To remove the page cache run this SQL:
TRUNCATE mw_objectcache;
As pages are requested they will be rebuilt and cached so there will be a short lag as this happens.
To rebuild the search indexes drop to the command line and run the rebuildall command. There is an
.htaccess
to prevent you from running this file via the web. I tried removing this but the program wouldn’t run, so it must be run from the command line.
cd <wiki-root>
php maintenance/rebuildall.php
My wiki is less that a hundred pages so the rebuild only took a second. The output is here for your reference:
PHP Warning: xxx
** Rebuilding fulltext search index (if you abort this will break searching; run this script again to fix):
Dropping index...
Rebuilding index fields for 83 pages...
0
Rebuild the index...
Done.
** Rebuilding recentchanges table:
Loading from page and revision tables...
$wgRCMaxAge=7862400 (91 days)
Updating links and size differences...
Loading from user, page, and logging tables...

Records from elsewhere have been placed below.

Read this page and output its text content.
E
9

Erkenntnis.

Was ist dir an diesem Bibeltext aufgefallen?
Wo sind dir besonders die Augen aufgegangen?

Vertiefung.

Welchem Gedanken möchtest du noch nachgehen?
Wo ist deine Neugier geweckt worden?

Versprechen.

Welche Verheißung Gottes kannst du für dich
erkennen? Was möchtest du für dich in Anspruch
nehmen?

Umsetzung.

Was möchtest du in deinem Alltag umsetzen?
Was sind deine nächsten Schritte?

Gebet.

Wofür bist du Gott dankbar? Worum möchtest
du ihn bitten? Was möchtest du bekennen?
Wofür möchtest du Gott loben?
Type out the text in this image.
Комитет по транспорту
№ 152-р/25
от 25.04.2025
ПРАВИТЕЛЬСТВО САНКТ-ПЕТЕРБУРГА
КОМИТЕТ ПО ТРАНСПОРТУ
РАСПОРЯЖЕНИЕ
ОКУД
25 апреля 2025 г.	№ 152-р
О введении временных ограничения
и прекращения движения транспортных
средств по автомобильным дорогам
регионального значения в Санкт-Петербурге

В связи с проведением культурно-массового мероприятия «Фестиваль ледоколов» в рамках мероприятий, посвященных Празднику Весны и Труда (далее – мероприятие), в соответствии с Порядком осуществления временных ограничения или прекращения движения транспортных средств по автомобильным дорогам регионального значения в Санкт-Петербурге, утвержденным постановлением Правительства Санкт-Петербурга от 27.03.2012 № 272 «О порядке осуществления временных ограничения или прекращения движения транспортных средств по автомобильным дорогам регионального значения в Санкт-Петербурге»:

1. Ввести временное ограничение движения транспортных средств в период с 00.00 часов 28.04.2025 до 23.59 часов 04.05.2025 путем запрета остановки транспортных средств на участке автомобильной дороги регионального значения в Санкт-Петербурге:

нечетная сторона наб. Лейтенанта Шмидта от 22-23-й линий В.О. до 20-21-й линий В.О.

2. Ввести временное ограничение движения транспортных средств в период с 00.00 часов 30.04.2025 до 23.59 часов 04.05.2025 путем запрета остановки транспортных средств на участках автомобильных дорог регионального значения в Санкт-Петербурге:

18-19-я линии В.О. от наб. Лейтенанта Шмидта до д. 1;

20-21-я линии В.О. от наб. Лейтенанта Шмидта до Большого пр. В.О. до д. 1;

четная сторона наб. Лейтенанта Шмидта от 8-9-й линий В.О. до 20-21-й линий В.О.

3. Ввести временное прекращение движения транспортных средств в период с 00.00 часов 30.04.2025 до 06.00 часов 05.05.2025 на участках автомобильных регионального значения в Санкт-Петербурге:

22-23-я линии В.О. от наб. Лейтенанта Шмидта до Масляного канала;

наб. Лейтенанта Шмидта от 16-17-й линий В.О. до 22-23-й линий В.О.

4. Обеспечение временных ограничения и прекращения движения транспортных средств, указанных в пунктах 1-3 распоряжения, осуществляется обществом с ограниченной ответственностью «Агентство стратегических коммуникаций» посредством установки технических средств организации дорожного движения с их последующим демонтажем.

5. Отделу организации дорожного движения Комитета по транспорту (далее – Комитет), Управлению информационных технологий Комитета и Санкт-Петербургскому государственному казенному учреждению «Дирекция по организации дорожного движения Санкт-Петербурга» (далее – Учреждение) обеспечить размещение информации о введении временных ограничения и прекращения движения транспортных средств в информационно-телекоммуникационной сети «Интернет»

Flagging bot account edits...
Flagging auto-patrolled edits...
Deleting feed timestamps.
Done.
** Rebuilding links tables -- this can take a long time. It should be safe to abort via ctrl+C if you get bored.
Refreshing redirects table.
Starting from page_id 1 of 83.
Refreshing links table.
Starting from page_id 1 of 83.
Retrieving illegal entries from pagelinks... 0..0
Retrieving illegal entries from imagelinks... 0..0
Retrieving illegal entries from categorylinks... 0..0
Retrieving illegal entries from templatelinks... 0..0
Retrieving illegal entries from externallinks... 0..1
Done.
If you don’t have access to the command line then running a web spider across your site would force the pages to rebuild and update their search caches but it would take much longer.
When you are all done, you ought to clean up the procedures and tables that we have created because they are no longer needed:
DROP TABLE cats;
DROP PROCEDURE delete_page;
DROP PROCEDURE delete_after_rev;
Happy repairing !
Thanks to
David Aldridge for giving me a starting point.